In 1911 Perkins retired from the Morgan firm, at the same time retiring from all active business except his directorship in various companies, chief among which were the Steel Corporation and the International Harvester Co., of which latter he was chairman of the Finance Committee. After that time he devoted his energies until his death to semi-public work.
Especially did he devote himself to the solution of the problems growing out of the relationship between capital and labor. He was prominent in the profit-sharing plan which is now in vogue in the Steel Corporation and which has been so largely followed by many other industrial concerns in the past seventeen years. He also gave much of his time to spreading the gospel of coöperation in the business world. As long ago as February, 1908, he began making public addresses on the necessity for such coöperation, claiming that the many modern improvements in inter-communication and the enlightenment of the people through our broad system of education had brought us to a point where the old destructive, competitive methods in business had to be abandoned and a more humane and enlightened order of things take their place. He delivered many addresses throughout the country on these two favorite themes, profit-sharing and coöperation.
As already suggested Perkins’ course in breaking off his business career apparently at its zenith and devoting the prime of his life to the betterment of the lot of the worker with his hands and the general welfare of the community was regarded with suspicion by many, and his motives were questioned. Of the influence that guided his course let him speak for himself.

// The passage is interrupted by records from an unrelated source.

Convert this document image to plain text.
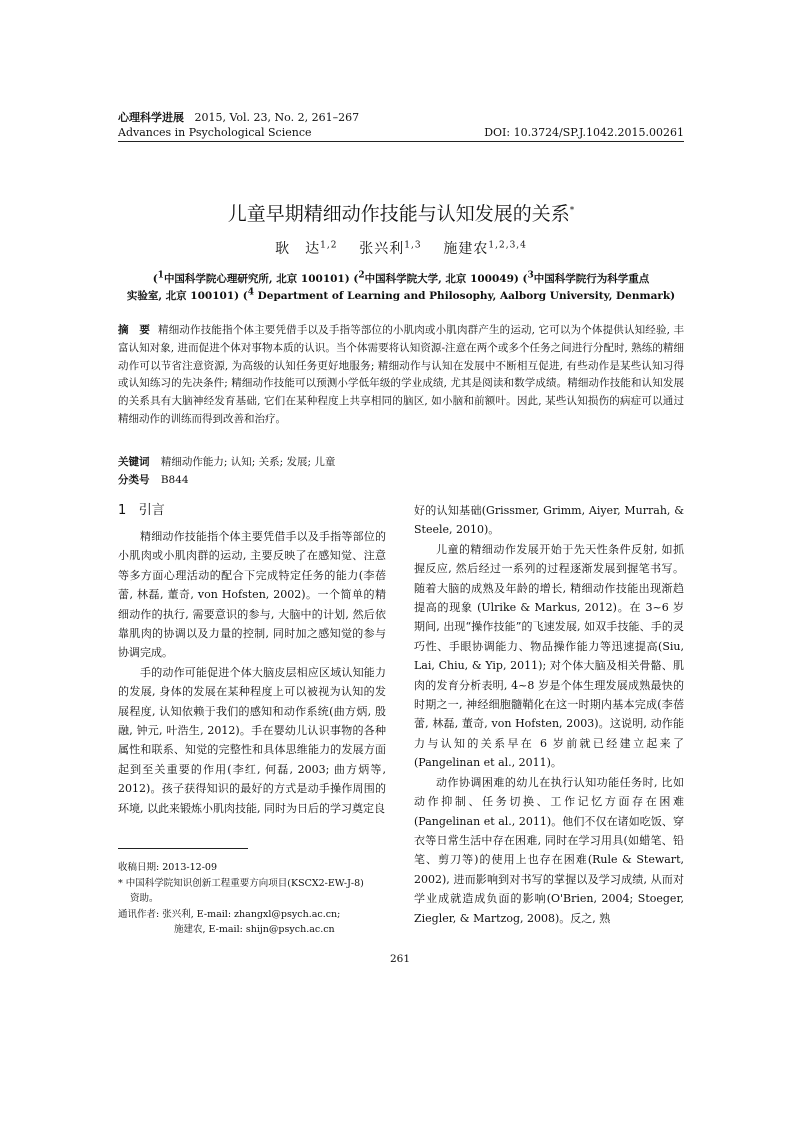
心理科学进展 2015, Vol. 23, No. 2, 261–267
Advances in Psychological Science	DOI: 10.3724/SP.J.1042.2015.00261
儿童早期精细动作技能与认知发展的关系*
耿　达$^{1,2}$ 张兴利$^{1,3}$ 施建农$^{1,2,3,4}$
($^1$中国科学院心理研究所, 北京 100101) ($^2$中国科学院大学, 北京 100049) ($^3$中国科学院行为科学重点
实验室, 北京 100101) ($^4$ Department of Learning and Philosophy, Aalborg University, Denmark)
摘　要 精细动作技能指个体主要凭借手以及手指等部位的小肌肉或小肌肉群产生的运动, 它可以为个体提供认知经验, 丰富认知对象, 进而促进个体对事物本质的认识。当个体需要将认知资源-注意在两个或多个任务之间进行分配时, 熟练的精细动作可以节省注意资源, 为高级的认知任务更好地服务; 精细动作与认知在发展中不断相互促进, 有些动作是某些认知习得或认知练习的先决条件; 精细动作技能可以预测小学低年级的学业成绩, 尤其是阅读和数学成绩。精细动作技能和认知发展的关系具有大脑神经发育基础, 它们在某种程度上共享相同的脑区, 如小脑和前额叶。因此, 某些认知损伤的病症可以通过精细动作的训练而得到改善和治疗。
关键词 精细动作能力; 认知; 关系; 发展; 儿童
分类号 B844
1 引言

精细动作技能指个体主要凭借手以及手指等部位的小肌肉或小肌肉群的运动, 主要反映了在感知觉、注意等多方面心理活动的配合下完成特定任务的能力(李蓓蕾, 林磊, 董奇, von Hofsten, 2002)。一个简单的精细动作的执行, 需要意识的参与, 大脑中的计划, 然后依靠肌肉的协调以及力量的控制, 同时加之感知觉的参与协调完成。

手的动作可能促进个体大脑皮层相应区域认知能力的发展, 身体的发展在某种程度上可以被视为认知的发展程度, 认知依赖于我们的感知和动作系统(曲方炳, 殷融, 钟元, 叶浩生, 2012)。手在婴幼儿认识事物的各种属性和联系、知觉的完整性和具体思维能力的发展方面起到至关重要的作用(李红, 何磊, 2003; 曲方炳等, 2012)。孩子获得知识的最好的方式是动手操作周围的环境, 以此来锻炼小肌肉技能, 同时为日后的学习奠定良

好的认知基础(Grissmer, Grimm, Aiyer, Murrah, & Steele, 2010)。

儿童的精细动作发展开始于先天性条件反射, 如抓握反应, 然后经过一系列的过程逐渐发展到握笔书写。随着大脑的成熟及年龄的增长, 精细动作技能出现渐趋提高的现象 (Ulrike & Markus, 2012)。在 3~6 岁期间, 出现“操作技能”的飞速发展, 如双手技能、手的灵巧性、手眼协调能力、物品操作能力等迅速提高(Siu, Lai, Chiu, & Yip, 2011); 对个体大脑及相关骨骼、肌肉的发育分析表明, 4~8 岁是个体生理发展成熟最快的时期之一, 神经细胞髓鞘化在这一时期内基本完成(李蓓蕾, 林磊, 董奇, von Hofsten, 2003)。这说明, 动作能力与认知的关系早在 6 岁前就已经建立起来了(Pangelinan et al., 2011)。

动作协调困难的幼儿在执行认知功能任务时, 比如动作抑制、任务切换、工作记忆方面存在困难(Pangelinan et al., 2011)。他们不仅在诸如吃饭、穿衣等日常生活中存在困难, 同时在学习用具(如蜡笔、铅笔、剪刀等)的使用上也存在困难(Rule & Stewart, 2002), 进而影响到对书写的掌握以及学习成绩, 从而对学业成就造成负面的影响(O'Brien, 2004; Stoeger, Ziegler, & Martzog, 2008)。反之, 熟

收稿日期: 2013-12-09
* 中国科学院知识创新工程重要方向项目(KSCX2-EW-J-8)
资助。
通讯作者: 张兴利, E-mail: zhangxl@psych.ac.cn;
施建农, E-mail: shijn@psych.ac.cn
261
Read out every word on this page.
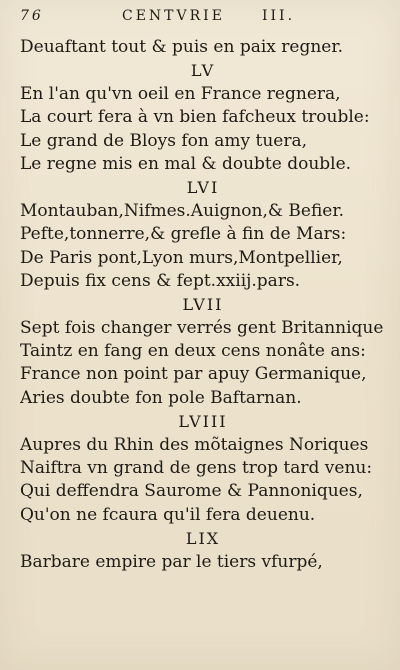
76	CENTVRIE	III.
Deuaftant tout & puis en paix regner.
LV
En l'an qu'vn oeil en France regnera,
La court fera à vn bien fafcheux trouble:
Le grand de Bloys fon amy tuera,
Le regne mis en mal & doubte double.
LVI
Montauban,Nifmes.Auignon,& Befier.
Pefte,tonnerre,& grefle à fin de Mars:
De Paris pont,Lyon murs,Montpellier,
Depuis fix cens & fept.xxiij.pars.
LVII
Sept fois changer verrés gent Britannique
Taintz en fang en deux cens nonâte ans:
France non point par apuy Germanique,
Aries doubte fon pole Baftarnan.
LVIII
Aupres du Rhin des mõtaignes Noriques
Naiftra vn grand de gens trop tard venu:
Qui deffendra Saurome & Pannoniques,
Qu'on ne fcaura qu'il fera deuenu.
LIX
Barbare empire par le tiers vfurpé,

“My father,” he said, “was deeply interested in social service and settlement work, and, as a boy, my Sundays were spent not in merely going to Sunday-school but in rounding up the poor boys of the neighborhood for classes, etc. Later, my experience selling life insurance brought me closely in touch with the needs of the people, and even when I became affiliated with the Morgan firm my work as an organizer was the human end of the job. My inheritance from my father and my own life work both kept me in touch with “all things human.” Isn’t it only natural that I should take a deep interest in what you might call human work?
“I don’t claim credit for this. In fact, I don’t see how, with my experience, it could have been otherwise. It became, if you will, my hobby which I gratified as soon as I was able to.
“When a man approaches fifty years of age and finds he has enough money to meet his wants for the rest of his life and to take care of those for whom he should naturally provide, the question that presents itself is: what am I going to do with the remainder of my life? Whatever I do in the way of work will have to be left behind me in the world. Shall I work to accumulate more money and leave that, or shall I work for certain definite objects that I believe are worth while, and leave the results of that work behind me? I simply chose the latter course.”
Other “Men of the Corporation”
Many other men, of course, have done their share in making the Corporation what it is to-day. In the success of the great company men like Richard Trimble, its secretary, and William J. Filbert, its comptroller, who have been with it since incorporation and seem almost as integral parts of its structure as Judge Gary himself, have done their part, as have the presidents of the various subsidiary companies. All these are men of unusually high ability, nearly all of whom have worked their way to their present positions from the bottom of the ladder. They have for years devoted all their energies to building up, each in his own sphere, the business and resources of the big company and may justly and proudly claim the right to be reckoned with Gary, Morgan, and the others, as “Men who made United States Steel.”